The United States has sharply reduced proposed tariffs on Italian pasta following a trade policy review, easing what had briefly threatened to become a costly dispute for producers, importers, and consumers on both sides of the Atlantic.
Italian pasta, long associated with tradition and everyday comfort, was drawn into trade tensions after U.S. authorities accused 13 Italian producers of selling pasta in the American market at unfairly low prices. Such practices, known as dumping under trade law, can justify heavy penalties if proven.
Initial proposals under the Trump administration set tariffs as high as 91.74%. When combined with existing European Union duties, the total tax burden risked exceeding the retail value of the products, effectively pricing them out of U.S. grocery shelves.
Italian producers contested the allegations and cooperated with U.S. regulators, providing detailed cost and pricing data. The review showed that Italian pasta was not undercutting the market but was instead positioned as a premium product in the U.S.

Faced with this evidence and concerns over potential consumer backlash, the U.S. Commerce Department revised its position and significantly lowered the proposed duties.
Under the revised decision, tariff rates on Italian pasta were cut to far more moderate levels. Some brands now face duties in the low single digits, while others range up to 13.98%. La Molisana, one of the producers initially targeted, saw its proposed rate reduced to just 2.26%, a sharp contrast to the punitive levels previously under consideration.
Italy’s pasta sector is one of the country’s strongest food export industries, producing around four million tons annually, with more than half shipped abroad. While the U.S. is not Italy’s largest export destination for pasta, it remains a critical market.
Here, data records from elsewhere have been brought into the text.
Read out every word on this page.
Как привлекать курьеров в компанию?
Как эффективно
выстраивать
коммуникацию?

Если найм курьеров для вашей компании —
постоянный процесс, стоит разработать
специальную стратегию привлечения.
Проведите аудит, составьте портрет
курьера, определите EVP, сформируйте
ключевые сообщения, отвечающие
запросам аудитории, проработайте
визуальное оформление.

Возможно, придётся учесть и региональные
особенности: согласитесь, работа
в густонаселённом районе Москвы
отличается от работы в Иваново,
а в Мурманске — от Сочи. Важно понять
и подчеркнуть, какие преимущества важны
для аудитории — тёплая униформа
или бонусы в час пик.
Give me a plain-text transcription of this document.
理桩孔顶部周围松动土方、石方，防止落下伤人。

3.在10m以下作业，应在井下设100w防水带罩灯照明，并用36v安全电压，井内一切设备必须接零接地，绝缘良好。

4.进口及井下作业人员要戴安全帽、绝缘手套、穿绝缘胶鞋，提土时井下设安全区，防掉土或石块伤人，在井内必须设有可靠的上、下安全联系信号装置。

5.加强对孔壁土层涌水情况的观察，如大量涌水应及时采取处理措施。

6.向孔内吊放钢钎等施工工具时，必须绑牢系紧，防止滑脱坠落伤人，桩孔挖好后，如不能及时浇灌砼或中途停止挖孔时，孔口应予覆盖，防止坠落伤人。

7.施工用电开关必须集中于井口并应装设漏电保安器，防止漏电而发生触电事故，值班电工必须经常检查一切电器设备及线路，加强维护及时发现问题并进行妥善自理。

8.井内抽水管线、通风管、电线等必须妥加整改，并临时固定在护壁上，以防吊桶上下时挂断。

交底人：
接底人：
In 2024, Italian pasta exports to the U.S. totaled about $502.5 million, accounting for 53.5% of all U.S. pasta imports.

The tariff reduction brings immediate relief across the supply chain. American consumers are spared sharp price increases on a staple product, grocery stores retain access to popular Italian brands, and restaurants can maintain menu pricing without cutting portion sizes. U.S. food importers also avoid additional costs that would have strained logistics and distribution.
For Italian producers, the decision restores certainty, protects export revenues, and avoids diplomatic strain with a key trading partner. The outcome also reinforces the premium positioning of Italian pasta in the U.S. market, showing that trade disputes grounded in data and review can be resolved without lasting damage.